Just 24 hours after it was announced that the radical cleric Abu Hamza was to be deported from the UK, his lawyers launched an eleventh-hour legal attempt to save him from extradition.

Today, a judge issued interim injunctions preventing Hamza’s removal – along with the fellow terror suspect Khalid al-Fawwaz – pending an “urgent” hearing of their application before the High Court.

It was unclear on what grounds the two men were attempting to block their extradition, but a spokeswoman for the Judicial Office confirmed that both men were “seeking injunctions preventing their removal from the UK”.

“The applications will be heard by the Divisional Court on 2 October before Sir John Thomas, president of the Queen’s Bench Division, and Mr Justice Ouseley,” she added.

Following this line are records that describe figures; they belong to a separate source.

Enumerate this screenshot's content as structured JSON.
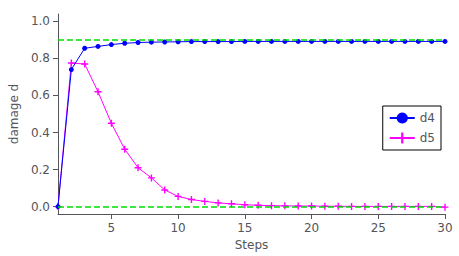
{
  "chart_data": {
    "type": "line",
    "xlabel": "Steps",
    "ylabel": "damage d",
    "x": [
      1,
      2,
      3,
      4,
      5,
      6,
      7,
      8,
      9,
      10,
      11,
      12,
      13,
      14,
      15,
      16,
      17,
      18,
      19,
      20,
      21,
      22,
      23,
      24,
      25,
      26,
      27,
      28,
      29,
      30
    ],
    "series": [
      {
        "name": "d4",
        "color": "#0000ff",
        "marker": "circle",
        "values": [
          0.0,
          0.74,
          0.855,
          0.865,
          0.875,
          0.882,
          0.886,
          0.888,
          0.889,
          0.89,
          0.891,
          0.891,
          0.891,
          0.891,
          0.892,
          0.892,
          0.892,
          0.892,
          0.892,
          0.892,
          0.892,
          0.892,
          0.892,
          0.892,
          0.892,
          0.892,
          0.892,
          0.892,
          0.892,
          0.892
        ]
      },
      {
        "name": "d5",
        "color": "#ff00ff",
        "marker": "plus",
        "values": [
          0.0,
          0.775,
          0.77,
          0.62,
          0.45,
          0.31,
          0.21,
          0.155,
          0.09,
          0.055,
          0.038,
          0.028,
          0.02,
          0.015,
          0.01,
          0.007,
          0.005,
          0.004,
          0.003,
          0.003,
          0.002,
          0.002,
          0.001,
          0.001,
          0.001,
          0.001,
          0.001,
          0.001,
          0.001,
          -0.003
        ]
      }
    ],
    "xlim": [
      1,
      30
    ],
    "ylim": [
      -0.04,
      1.04
    ],
    "xticks": [
      5,
      10,
      15,
      20,
      25,
      30
    ],
    "yticks": [
      {
        "value": 0,
        "label": "0.0"
      },
      0.2,
      0.4,
      0.6,
      0.8,
      {
        "value": 1.0,
        "label": "1.0"
      }
    ],
    "reference_lines": {
      "values": [
        0.0,
        0.9
      ],
      "color": "#00dd00",
      "line_style": "dashed"
    },
    "grid": false,
    "legend": "right"
  }
}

The new legal action comes after judges at the European Court of Human Rights appeared to end Hamza’s eight-year battle by dismissing his request to appeal.

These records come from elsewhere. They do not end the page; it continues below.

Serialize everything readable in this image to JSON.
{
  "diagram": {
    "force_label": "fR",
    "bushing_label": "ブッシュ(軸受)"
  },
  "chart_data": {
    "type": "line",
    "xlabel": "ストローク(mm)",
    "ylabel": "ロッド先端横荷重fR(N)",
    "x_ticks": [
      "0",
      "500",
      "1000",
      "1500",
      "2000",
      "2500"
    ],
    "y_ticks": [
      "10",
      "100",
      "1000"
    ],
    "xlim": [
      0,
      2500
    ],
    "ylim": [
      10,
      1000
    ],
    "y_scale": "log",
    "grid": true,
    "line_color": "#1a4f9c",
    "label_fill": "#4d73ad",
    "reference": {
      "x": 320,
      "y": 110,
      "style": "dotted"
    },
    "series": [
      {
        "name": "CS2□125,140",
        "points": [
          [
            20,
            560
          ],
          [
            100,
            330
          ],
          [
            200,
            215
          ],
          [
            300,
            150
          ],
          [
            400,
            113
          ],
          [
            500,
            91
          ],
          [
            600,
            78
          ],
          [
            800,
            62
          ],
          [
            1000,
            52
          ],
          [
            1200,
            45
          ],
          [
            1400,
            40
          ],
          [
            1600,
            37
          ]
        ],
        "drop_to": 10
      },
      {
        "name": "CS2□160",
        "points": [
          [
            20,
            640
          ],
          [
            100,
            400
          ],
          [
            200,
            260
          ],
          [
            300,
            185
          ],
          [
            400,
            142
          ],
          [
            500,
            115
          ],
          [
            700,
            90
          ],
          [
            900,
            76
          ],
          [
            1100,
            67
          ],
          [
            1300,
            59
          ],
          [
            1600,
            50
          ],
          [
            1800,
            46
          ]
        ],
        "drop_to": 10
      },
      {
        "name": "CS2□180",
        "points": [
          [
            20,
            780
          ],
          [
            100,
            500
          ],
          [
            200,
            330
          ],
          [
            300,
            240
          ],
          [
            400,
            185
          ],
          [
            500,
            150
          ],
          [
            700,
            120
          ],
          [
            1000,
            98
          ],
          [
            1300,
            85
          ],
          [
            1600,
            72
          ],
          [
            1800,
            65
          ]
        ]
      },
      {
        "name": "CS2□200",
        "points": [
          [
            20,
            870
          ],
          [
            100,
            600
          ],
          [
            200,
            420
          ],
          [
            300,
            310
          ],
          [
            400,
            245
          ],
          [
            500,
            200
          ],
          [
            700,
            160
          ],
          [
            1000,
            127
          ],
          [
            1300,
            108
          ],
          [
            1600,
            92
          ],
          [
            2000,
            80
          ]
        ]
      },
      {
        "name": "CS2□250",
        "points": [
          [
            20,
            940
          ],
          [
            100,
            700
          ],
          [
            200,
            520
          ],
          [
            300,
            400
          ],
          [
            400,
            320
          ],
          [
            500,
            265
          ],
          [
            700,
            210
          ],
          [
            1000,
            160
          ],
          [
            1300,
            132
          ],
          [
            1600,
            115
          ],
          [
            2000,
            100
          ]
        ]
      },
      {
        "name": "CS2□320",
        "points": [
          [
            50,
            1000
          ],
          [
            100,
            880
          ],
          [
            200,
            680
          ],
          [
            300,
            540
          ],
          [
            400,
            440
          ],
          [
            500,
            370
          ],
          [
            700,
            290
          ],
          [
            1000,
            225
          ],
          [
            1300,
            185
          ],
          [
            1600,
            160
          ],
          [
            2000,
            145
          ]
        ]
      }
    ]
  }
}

The court ruled on 10 April that “detention conditions and length of sentences of five alleged terrorists would not amount to ill-treatment if they were extradited to the USA”.

On Tuesday the panel of five judges threw out Hamza’s request – along with that of fellow suspects Fawwaz, Babar Ahmad, Seyla Talha Ahsan and Adel Abdul Bary – to appeal the decision to its Grand Chamber.

Hamza, who was jailed for seven years for soliciting to murder and inciting racial hatred, has been fighting extradition since 2004.